I would like to prove the following statement. Let $n \in \mathbb{N}$ be arbitrary and $\emptyset \neq S \subseteq \mathbb{R}^n$. Then $\phi : S \rightarrow \mathbb{R}$ is affine iff there exists $\alpha_1, ..., \alpha_n, \beta$, each of them $\in \mathbb{R}$, such that $\phi(x) = \sum_{i=1}^n\alpha_ix_i \ + \beta$, for all $x \in S.$
I am familiar with the fact that, provided that $0 \in S$, $\phi \in \mathbb{R}^S$ is affine iff $\phi - \phi(0)$ is a linear map on $S$ and I believe this will be useful.
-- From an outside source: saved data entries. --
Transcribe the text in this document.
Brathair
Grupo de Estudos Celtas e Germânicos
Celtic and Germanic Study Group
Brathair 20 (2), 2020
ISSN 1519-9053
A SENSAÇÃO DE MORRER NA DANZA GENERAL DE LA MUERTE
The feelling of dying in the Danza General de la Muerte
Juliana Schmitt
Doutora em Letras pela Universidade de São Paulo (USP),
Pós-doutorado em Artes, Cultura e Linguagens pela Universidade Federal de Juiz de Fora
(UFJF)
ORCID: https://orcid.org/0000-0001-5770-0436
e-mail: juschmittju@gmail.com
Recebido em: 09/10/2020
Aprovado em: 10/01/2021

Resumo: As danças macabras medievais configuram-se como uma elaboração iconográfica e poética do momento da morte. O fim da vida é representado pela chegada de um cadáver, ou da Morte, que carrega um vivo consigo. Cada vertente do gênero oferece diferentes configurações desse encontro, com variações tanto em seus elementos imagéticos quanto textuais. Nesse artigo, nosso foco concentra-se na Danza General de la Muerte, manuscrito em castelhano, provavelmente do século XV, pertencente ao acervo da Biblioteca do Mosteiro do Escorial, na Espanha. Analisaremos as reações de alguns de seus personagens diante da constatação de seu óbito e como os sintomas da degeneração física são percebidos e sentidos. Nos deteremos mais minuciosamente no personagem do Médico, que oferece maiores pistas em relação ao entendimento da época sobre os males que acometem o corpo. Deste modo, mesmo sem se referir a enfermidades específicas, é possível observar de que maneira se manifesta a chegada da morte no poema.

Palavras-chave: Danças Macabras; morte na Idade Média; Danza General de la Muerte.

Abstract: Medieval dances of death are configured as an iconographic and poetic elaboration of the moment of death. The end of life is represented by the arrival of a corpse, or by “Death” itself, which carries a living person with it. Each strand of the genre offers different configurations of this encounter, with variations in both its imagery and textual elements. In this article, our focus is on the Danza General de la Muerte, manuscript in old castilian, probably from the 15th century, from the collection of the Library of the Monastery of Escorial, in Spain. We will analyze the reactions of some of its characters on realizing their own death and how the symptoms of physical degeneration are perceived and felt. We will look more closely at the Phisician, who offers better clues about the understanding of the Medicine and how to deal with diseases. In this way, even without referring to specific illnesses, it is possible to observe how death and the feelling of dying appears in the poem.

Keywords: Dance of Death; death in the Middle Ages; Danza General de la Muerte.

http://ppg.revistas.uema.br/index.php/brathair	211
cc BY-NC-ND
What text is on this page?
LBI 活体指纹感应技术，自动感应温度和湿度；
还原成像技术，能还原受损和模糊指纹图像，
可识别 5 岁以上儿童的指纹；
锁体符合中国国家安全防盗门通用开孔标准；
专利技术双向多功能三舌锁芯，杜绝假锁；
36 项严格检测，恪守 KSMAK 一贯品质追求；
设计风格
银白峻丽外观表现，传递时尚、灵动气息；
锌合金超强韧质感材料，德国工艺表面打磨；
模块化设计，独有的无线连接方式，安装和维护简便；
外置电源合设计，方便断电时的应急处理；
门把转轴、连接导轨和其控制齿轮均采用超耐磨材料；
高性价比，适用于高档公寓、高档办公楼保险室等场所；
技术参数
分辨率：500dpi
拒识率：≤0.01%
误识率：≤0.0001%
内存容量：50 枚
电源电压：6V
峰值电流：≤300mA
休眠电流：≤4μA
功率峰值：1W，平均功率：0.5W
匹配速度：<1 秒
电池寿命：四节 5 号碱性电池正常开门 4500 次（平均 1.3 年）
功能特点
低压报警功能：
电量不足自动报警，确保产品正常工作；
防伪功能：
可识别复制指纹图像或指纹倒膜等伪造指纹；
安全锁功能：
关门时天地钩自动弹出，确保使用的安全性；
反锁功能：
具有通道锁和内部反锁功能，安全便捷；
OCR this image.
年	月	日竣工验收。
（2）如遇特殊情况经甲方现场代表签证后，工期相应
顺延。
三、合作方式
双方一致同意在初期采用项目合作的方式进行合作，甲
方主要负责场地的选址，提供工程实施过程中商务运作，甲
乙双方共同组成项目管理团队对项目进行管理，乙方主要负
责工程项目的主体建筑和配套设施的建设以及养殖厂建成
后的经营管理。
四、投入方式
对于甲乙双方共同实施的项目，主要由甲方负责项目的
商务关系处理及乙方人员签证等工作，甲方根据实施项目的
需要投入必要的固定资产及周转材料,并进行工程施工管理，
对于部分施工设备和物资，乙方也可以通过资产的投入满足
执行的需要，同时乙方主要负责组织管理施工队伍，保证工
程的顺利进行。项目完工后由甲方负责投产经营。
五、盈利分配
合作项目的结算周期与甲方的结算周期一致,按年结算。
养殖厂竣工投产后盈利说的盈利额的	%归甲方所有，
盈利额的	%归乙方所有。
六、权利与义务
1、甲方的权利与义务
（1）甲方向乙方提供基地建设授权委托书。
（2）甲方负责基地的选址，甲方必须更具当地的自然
I don't know what definition of affine you're given, but I'm guessing it'll be helpful for you to know this fact:
Fix a choice of $v_0 \in S$. Then $\phi$ is affine if and only if the function $$S-v_0 \to \mathbb R$$ given by $$w \mapsto \phi(w+v_0)$$ is affine. Here $S-v_0$ denotes the set $\{v-v_0\mid v \in S\}$.
This reduces your problem to understanding that transformation between $S$ and $S-v_0$ and handling the case $0 \in S$. See if you can prove that and then use it together with the fact you quoted.